As per Gartner 70% of organizations will shift their focus from big to small and wide data by 2025. The fundamental idea with small and wide data is to use smaller but more focussed data sets from variety of data sources to make the inferences. The advantage of this approach is that the decisions can be made on a more real-time basis as big data processing is not involved.

One of the biggest drawbacks of big data is the ability to adapt to changing environments. A good example was when COVID lockdowns were imposed worldwide, the systems that depend on historical big data became less effective as the behavioral patterns altered drastically from the norm. It was an eye opener for the data community to consider alternative approaches for making sense out of data.

Big data often serves the purpose of building big picture ideas and in the process some of the more fine grained information that actually drives the behavior may be lost. Small and wide data approach aims to address this problem by capturing more specific details.
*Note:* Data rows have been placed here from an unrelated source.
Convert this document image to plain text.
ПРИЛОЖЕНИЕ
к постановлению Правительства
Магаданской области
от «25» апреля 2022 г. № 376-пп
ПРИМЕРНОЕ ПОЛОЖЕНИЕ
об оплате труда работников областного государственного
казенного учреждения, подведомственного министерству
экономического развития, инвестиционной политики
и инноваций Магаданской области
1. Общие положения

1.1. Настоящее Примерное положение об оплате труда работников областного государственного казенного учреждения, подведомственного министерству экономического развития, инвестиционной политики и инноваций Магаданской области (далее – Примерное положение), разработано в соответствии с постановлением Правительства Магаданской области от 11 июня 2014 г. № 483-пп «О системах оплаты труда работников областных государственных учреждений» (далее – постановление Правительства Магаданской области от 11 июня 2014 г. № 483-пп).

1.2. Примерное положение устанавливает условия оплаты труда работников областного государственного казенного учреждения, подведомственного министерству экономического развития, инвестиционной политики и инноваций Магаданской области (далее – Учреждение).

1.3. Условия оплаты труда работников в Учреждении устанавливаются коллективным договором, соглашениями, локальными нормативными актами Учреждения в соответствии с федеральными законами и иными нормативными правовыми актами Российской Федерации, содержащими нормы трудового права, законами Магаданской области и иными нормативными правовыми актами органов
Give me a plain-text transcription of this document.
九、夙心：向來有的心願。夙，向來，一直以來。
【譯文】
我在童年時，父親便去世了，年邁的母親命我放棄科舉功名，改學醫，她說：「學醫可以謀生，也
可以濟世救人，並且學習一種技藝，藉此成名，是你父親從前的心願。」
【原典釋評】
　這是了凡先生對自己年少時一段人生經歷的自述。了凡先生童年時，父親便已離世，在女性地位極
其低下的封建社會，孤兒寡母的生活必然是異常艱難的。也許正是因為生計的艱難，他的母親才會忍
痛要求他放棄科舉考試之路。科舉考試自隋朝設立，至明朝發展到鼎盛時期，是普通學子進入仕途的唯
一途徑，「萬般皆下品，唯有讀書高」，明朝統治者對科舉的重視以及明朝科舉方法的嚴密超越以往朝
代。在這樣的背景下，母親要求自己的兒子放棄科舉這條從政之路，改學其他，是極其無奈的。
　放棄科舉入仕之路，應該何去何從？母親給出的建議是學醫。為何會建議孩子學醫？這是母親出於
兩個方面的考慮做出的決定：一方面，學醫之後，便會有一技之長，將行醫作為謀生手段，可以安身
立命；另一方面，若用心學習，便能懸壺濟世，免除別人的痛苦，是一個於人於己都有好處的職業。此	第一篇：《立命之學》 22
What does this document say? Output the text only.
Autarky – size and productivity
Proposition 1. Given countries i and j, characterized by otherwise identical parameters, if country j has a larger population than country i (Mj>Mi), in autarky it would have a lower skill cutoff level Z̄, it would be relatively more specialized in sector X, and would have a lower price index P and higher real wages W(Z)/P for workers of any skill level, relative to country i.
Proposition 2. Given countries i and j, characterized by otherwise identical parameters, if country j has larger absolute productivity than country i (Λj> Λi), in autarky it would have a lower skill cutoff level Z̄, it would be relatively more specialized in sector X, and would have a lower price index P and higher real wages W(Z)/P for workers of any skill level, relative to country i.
In the small and wide data approach, the investment is more focussed on value generation compared to big data where the investment is more focussed on the technology platform for data storage and processing.

Conclusion

It is very much likely that the next revolution of data would not be bigger data but more up to date and personalized data. The solutions that emerge would focus on generating value out of data rather than storing large volumes of data. However the approaches like Data Mesh and Small and Wide data are still at early stages and would be interesting trends to observer in the coming years.